Michael Totten

Nakba Day’s Deadly Political Theater

Four Syrians were shot and killed on the Golan Heights today by the Israel Defense Forces after hundreds amassed on the border and dozens trampled the fence and crossed into Israeli territory.

Daphne Richmond-Barak at the Herzilya Interdisciplinary Center, while acknowledging that what the “protestors” did was unprecedented, also said the Israeli response was a violation of international law. “It would be more appropriate to look to the US’s actions against Mexican infiltrators on its southern border to learn about legitimate use of force,” said Asa Kasher, one of the authors of the Israeli military’s code of ethics.
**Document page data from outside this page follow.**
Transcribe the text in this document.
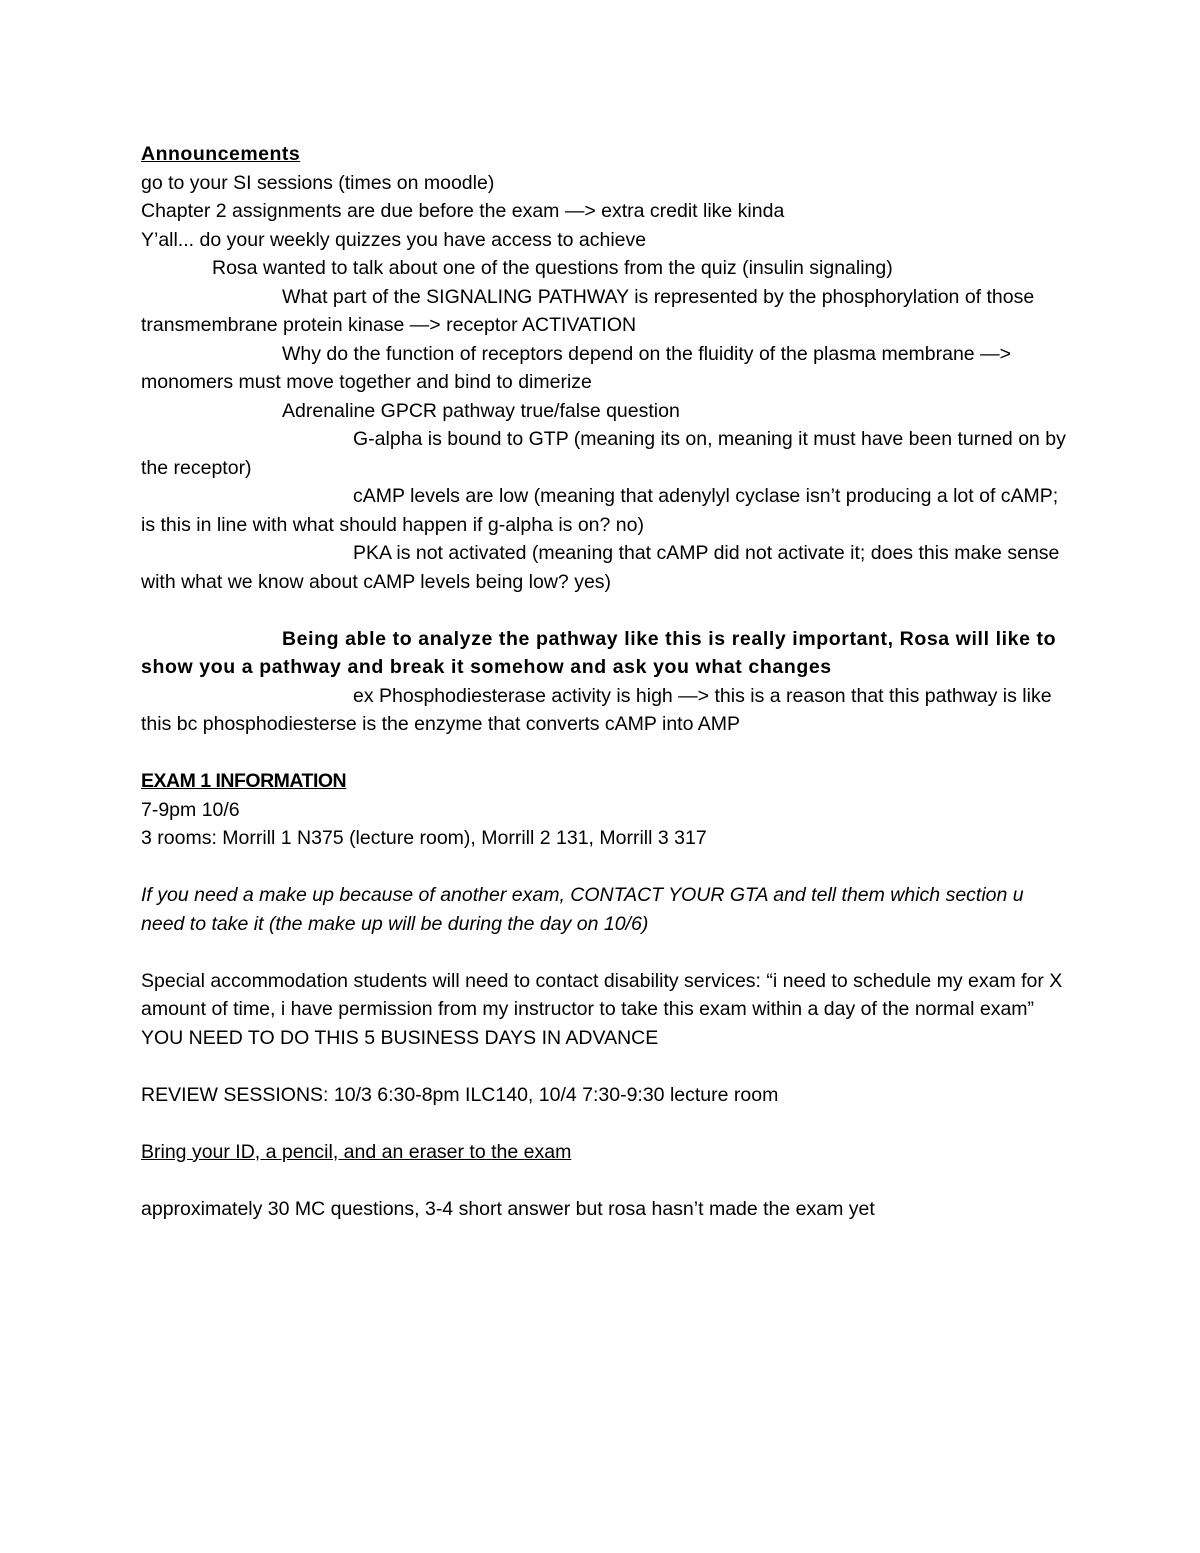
Announcements

go to your SI sessions (times on moodle)

Chapter 2 assignments are due before the exam —> extra credit like kinda

Y’all... do your weekly quizzes you have access to achieve

Rosa wanted to talk about one of the questions from the quiz (insulin signaling)

What part of the SIGNALING PATHWAY is represented by the phosphorylation of those transmembrane protein kinase —> receptor ACTIVATION

Why do the function of receptors depend on the fluidity of the plasma membrane —> monomers must move together and bind to dimerize

Adrenaline GPCR pathway true/false question

G-alpha is bound to GTP (meaning its on, meaning it must have been turned on by the receptor)

cAMP levels are low (meaning that adenylyl cyclase isn’t producing a lot of cAMP; is this in line with what should happen if g-alpha is on? no)

PKA is not activated (meaning that cAMP did not activate it; does this make sense with what we know about cAMP levels being low? yes)

Being able to analyze the pathway like this is really important, Rosa will like to show you a pathway and break it somehow and ask you what changes

ex Phosphodiesterase activity is high —> this is a reason that this pathway is like this bc phosphodiesterse is the enzyme that converts cAMP into AMP

EXAM 1 INFORMATION

7-9pm 10/6

3 rooms: Morrill 1 N375 (lecture room), Morrill 2 131, Morrill 3 317

If you need a make up because of another exam, CONTACT YOUR GTA and tell them which section u need to take it (the make up will be during the day on 10/6)

Special accommodation students will need to contact disability services: “i need to schedule my exam for X amount of time, i have permission from my instructor to take this exam within a day of the normal exam” YOU NEED TO DO THIS 5 BUSINESS DAYS IN ADVANCE

REVIEW SESSIONS: 10/3 6:30-8pm ILC140, 10/4 7:30-9:30 lecture room

Bring your ID, a pencil, and an eraser to the exam

approximately 30 MC questions, 3-4 short answer but rosa hasn’t made the exam yet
I’m glad the Israeli military has people among its ranks who think like this. Wouldn’t it be wonderful if the Syrian military and government paid some of its officers and intellectuals to spend so much time wrestling with difficult legal and ethical questions? The likes of Hamas and Hezbollah don’t give two hoots about this sort of thing, nor does any other government or army in the Middle East outside Israel.

In this case, though, the critics, I think, are misguided. The Mexican analogy doesn’t hold up. The United States and Mexico are not at war with each other and haven’t been at war with each other for a very long time. Some Mexicans who illegally cross the border into the U.S. are involved in drug and human trafficking, but most are looking for jobs and better lives.
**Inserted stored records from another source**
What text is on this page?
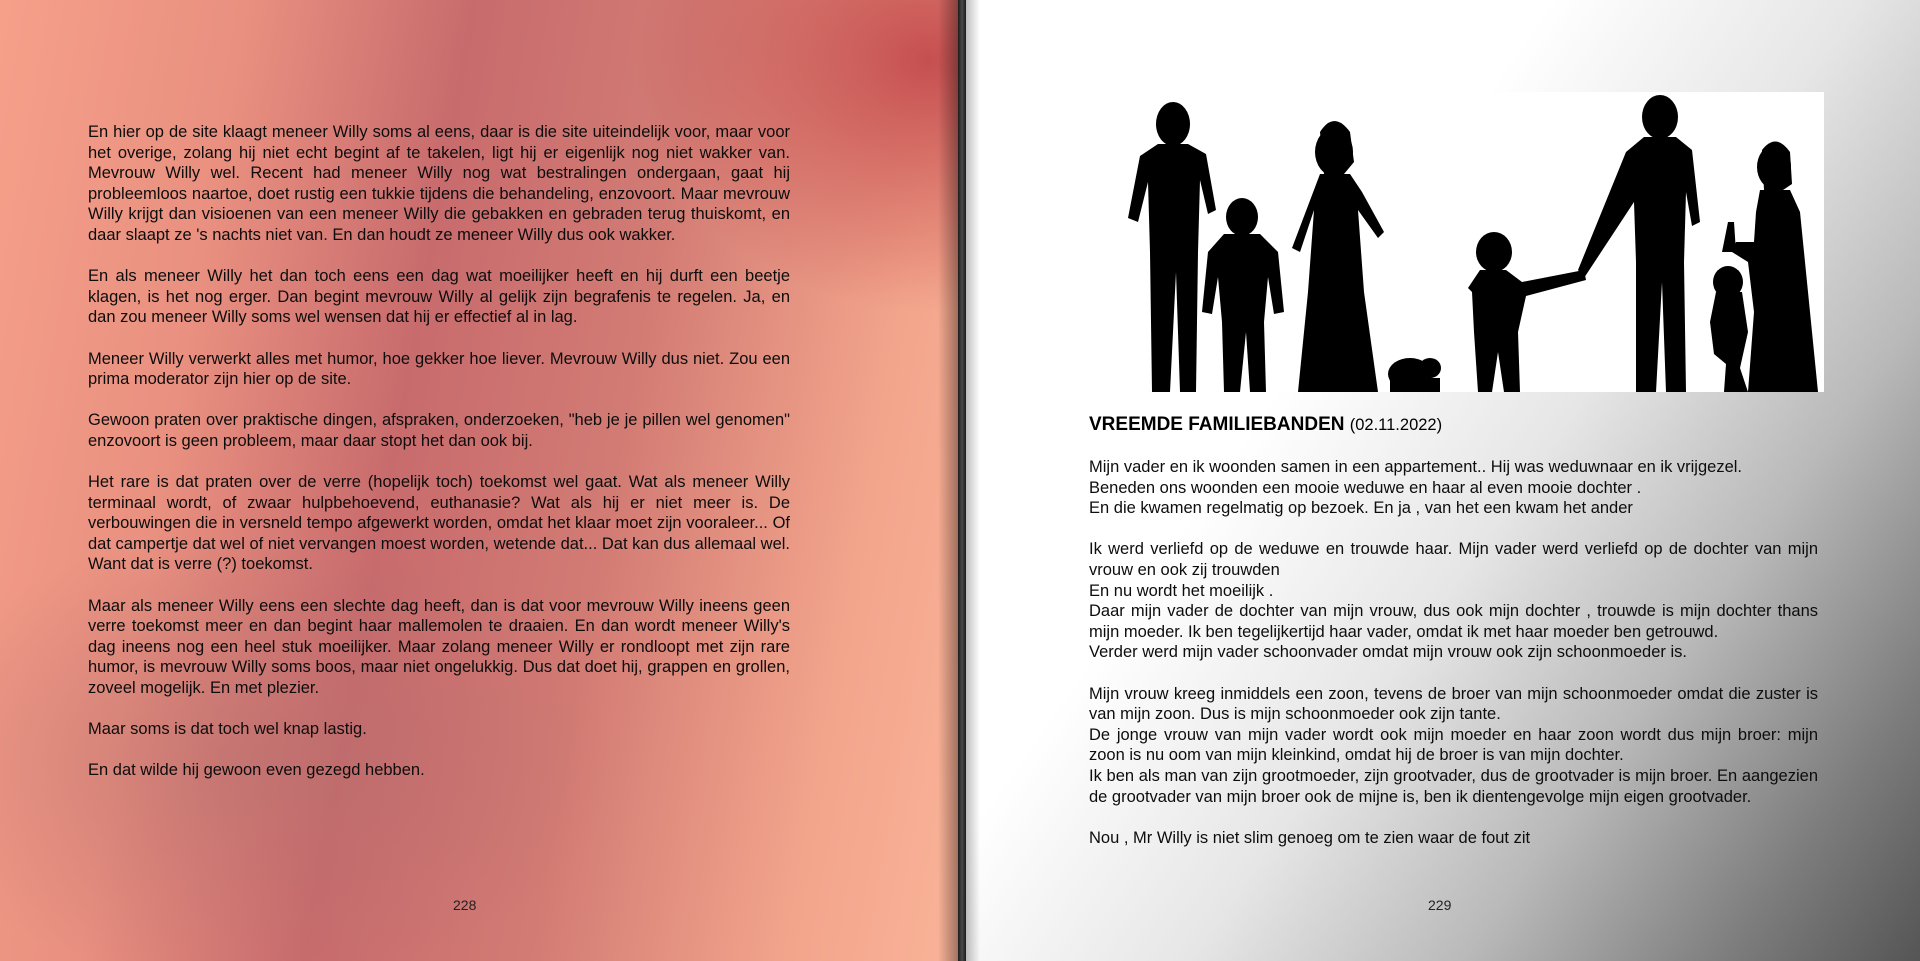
En hier op de site klaagt meneer Willy soms al eens, daar is die site uiteindelijk voor, maar voor het overige, zolang hij niet echt begint af te takelen, ligt hij er eigenlijk nog niet wakker van. Mevrouw Willy wel. Recent had meneer Willy nog wat bestralingen ondergaan, gaat hij probleemloos naartoe, doet rustig een tukkie tijdens die behandeling, enzovoort. Maar mevrouw Willy krijgt dan visioenen van een meneer Willy die gebakken en gebraden terug thuiskomt, en daar slaapt ze 's nachts niet van. En dan houdt ze meneer Willy dus ook wakker.

En als meneer Willy het dan toch eens een dag wat moeilijker heeft en hij durft een beetje klagen, is het nog erger. Dan begint mevrouw Willy al gelijk zijn begrafenis te regelen. Ja, en dan zou meneer Willy soms wel wensen dat hij er effectief al in lag.

Meneer Willy verwerkt alles met humor, hoe gekker hoe liever. Mevrouw Willy dus niet. Zou een prima moderator zijn hier op de site.

Gewoon praten over praktische dingen, afspraken, onderzoeken, "heb je je pillen wel genomen" enzovoort is geen probleem, maar daar stopt het dan ook bij.

Het rare is dat praten over de verre (hopelijk toch) toekomst wel gaat. Wat als meneer Willy terminaal wordt, of zwaar hulpbehoevend, euthanasie? Wat als hij er niet meer is. De verbouwingen die in versneld tempo afgewerkt worden, omdat het klaar moet zijn vooraleer... Of dat campertje dat wel of niet vervangen moest worden, wetende dat... Dat kan dus allemaal wel. Want dat is verre (?) toekomst.

Maar als meneer Willy eens een slechte dag heeft, dan is dat voor mevrouw Willy ineens geen verre toekomst meer en dan begint haar mallemolen te draaien. En dan wordt meneer Willy's dag ineens nog een heel stuk moeilijker. Maar zolang meneer Willy er rondloopt met zijn rare humor, is mevrouw Willy soms boos, maar niet ongelukkig. Dus dat doet hij, grappen en grollen, zoveel mogelijk. En met plezier.

Maar soms is dat toch wel knap lastig.

En dat wilde hij gewoon even gezegd hebben.

228
VREEMDE FAMILIEBANDEN (02.11.2022)

Mijn vader en ik woonden samen in een appartement.. Hij was weduwnaar en ik vrijgezel.
Beneden ons woonden een mooie weduwe en haar al even mooie dochter .
En die kwamen regelmatig op bezoek. En ja , van het een kwam het ander

Ik werd verliefd op de weduwe en trouwde haar. Mijn vader werd verliefd op de dochter van mijn vrouw en ook zij trouwden
En nu wordt het moeilijk .
Daar mijn vader de dochter van mijn vrouw, dus ook mijn dochter , trouwde is mijn dochter thans mijn moeder. Ik ben tegelijkertijd haar vader, omdat ik met haar moeder ben getrouwd.
Verder werd mijn vader schoonvader omdat mijn vrouw ook zijn schoonmoeder is.

Mijn vrouw kreeg inmiddels een zoon, tevens de broer van mijn schoonmoeder omdat die zuster is van mijn zoon. Dus is mijn schoonmoeder ook zijn tante.
De jonge vrouw van mijn vader wordt ook mijn moeder en haar zoon wordt dus mijn broer: mijn zoon is nu oom van mijn kleinkind, omdat hij de broer is van mijn dochter.
Ik ben als man van zijn grootmoeder, zijn grootvader, dus de grootvader is mijn broer. En aangezien de grootvader van mijn broer ook de mijne is, ben ik dientengevolge mijn eigen grootvader.

Nou , Mr Willy is niet slim genoeg om te zien waar de fout zit

229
Israel wants nothing more than peace and normal relations with its neighbors, including its Syrian neighbors, but that feeling has never been reciprocated by the majority of Syrians and is certainly not reciprocated by the Syrian government. The Assad regime in Damascus has placed violent “resistance” against the very existence of Israel at the core of its ideology in large part because it cannot survive without it. The Israelis therefore have every reason to believe that a large crowd of people dismantling the border fence and crossing into their territory is a threat. And as it turned out, they were at least a little bit right. Many threw rocks, and 10 Israeli soldiers were injured.
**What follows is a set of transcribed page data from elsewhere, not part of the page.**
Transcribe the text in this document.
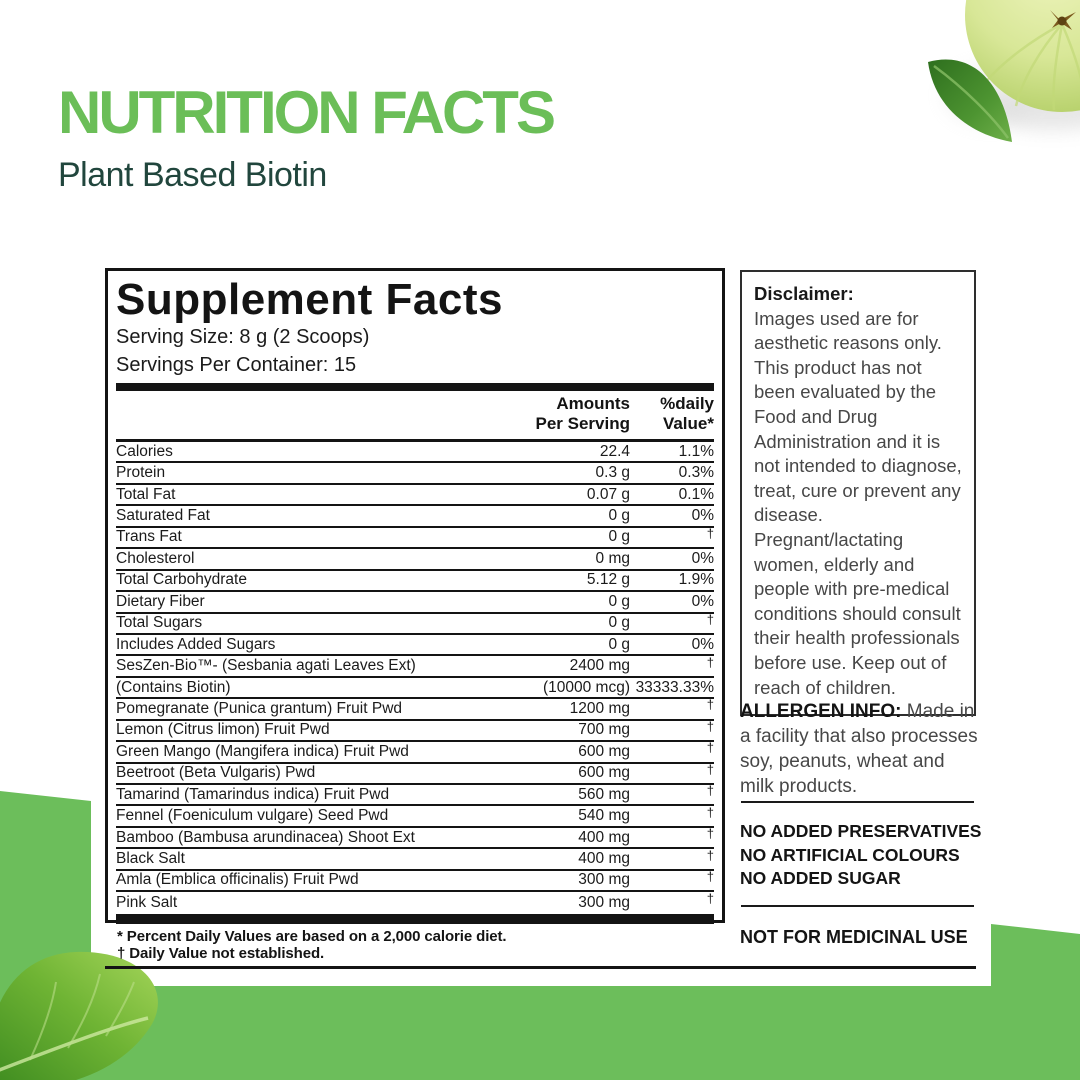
NUTRITION FACTS
Plant Based Biotin
Supplement Facts
Serving Size: 8 g (2 Scoops)
Servings Per Container: 15
Amounts
Per Serving
%daily
Value*
Calories	22.4	1.1%
Protein	0.3 g	0.3%
Total Fat	0.07 g	0.1%
Saturated Fat	0 g	0%
Trans Fat	0 g	†
Cholesterol	0 mg	0%
Total Carbohydrate	5.12 g	1.9%
Dietary Fiber	0 g	0%
Total Sugars	0 g	†
Includes Added Sugars	0 g	0%
SesZen-Bio™- (Sesbania agati Leaves Ext)	2400 mg	†
(Contains Biotin)	(10000 mcg) 33333.33%
Pomegranate (Punica grantum) Fruit Pwd	1200 mg	†
Lemon (Citrus limon) Fruit Pwd	700 mg	†
Green Mango (Mangifera indica) Fruit Pwd	600 mg	†
Beetroot (Beta Vulgaris) Pwd	600 mg	†
Tamarind (Tamarindus indica) Fruit Pwd	560 mg	†
Fennel (Foeniculum vulgare) Seed Pwd	540 mg	†
Bamboo (Bambusa arundinacea) Shoot Ext	400 mg	†
Black Salt	400 mg	†
Amla (Emblica officinalis) Fruit Pwd	300 mg	†
Pink Salt	300 mg	†
* Percent Daily Values are based on a 2,000 calorie diet.
† Daily Value not established.
Disclaimer:
Images used are for aesthetic reasons only. This product has not been evaluated by the Food and Drug Administration and it is not intended to diagnose, treat, cure or prevent any disease. Pregnant/lactating women, elderly and people with pre-medical conditions should consult their health professionals before use. Keep out of reach of children.

ALLERGEN INFO: Made in a facility that also processes soy, peanuts, wheat and milk products.

NO ADDED PRESERVATIVES
NO ARTIFICIAL COLOURS
NO ADDED SUGAR
NOT FOR MEDICINAL USE
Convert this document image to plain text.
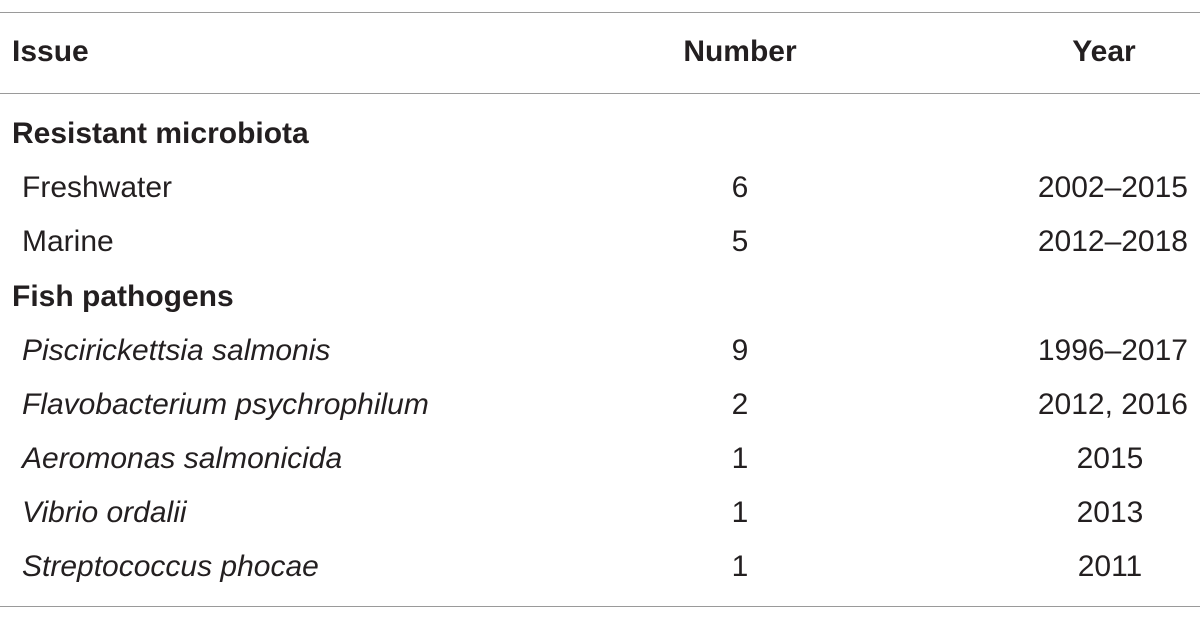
Issue	Number	Year
Resistant microbiota
Freshwater	6	2002–2015
Marine	5	2012–2018
Fish pathogens
Piscirickettsia salmonis	9	1996–2017
Flavobacterium psychrophilum	2	2012, 2016
Aeromonas salmonicida	1	2015
Vibrio ordalii	1	2013
Streptococcus phocae	1	2011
Some who crossed over from Syria really do appear to have had peaceful intentions, however, even if that wasn’t clear at the time. “I’m tired of living in Syria,” said one. “We’d rather die than see more bloodshed. We’ve crossed the border in order to stay with our families, away from all the killing in Syria. We ask the powers at be in Israel to help us stay and not send us back.” And he’s not the only one who wants to stay.

Those people really are like most Mexicans who cross into the United States. They’re even more like Cuban refugees who brave the Caribbean and land on the beaches of Florida. It will be a real shame if it turns out that Israel killed or even wounded one of those people, but they were mixed in with others who were belligerent, and the Israelis could not have possibly known their intentions until they were interrogated.

Perhaps tear gas rather than bullets could have dispersed them, but I don’t know because I wasn’t there. Either way, anyone who forces their way across the border of an enemy state as part of a large violent mob should expect to be shot even by soldiers who belong to an army with strict rules of engagement. I’ve been all over the Middle East’s dangerous border areas, and these are not places to act recklessly or like an idiot. They certainly aren’t places where one should act violently.

It’s difficult, if not impossible, to peacefully arrest dozens and especially hundreds at the same time, and if the Israelis failed to defend their border with a hostile state, if they established a precedent that the fence is porous and soft and therefore safe to cross whenever somebody feels like it, they would all but ensure that genuinely threatening armed infiltration would follow.

No doubt the Syrian government is thrilled that the Israelis opened fire. Bashar al-Assad desperately wants his furious citizens to think of the “Zionist Entity,” rather than his Arab Socialist Baath Party, as their number one enemy. It is not, however, remotely likely to work even if most Syrians do burn with a hatred of Israel, not when Assad’s death toll is nearing one thousand.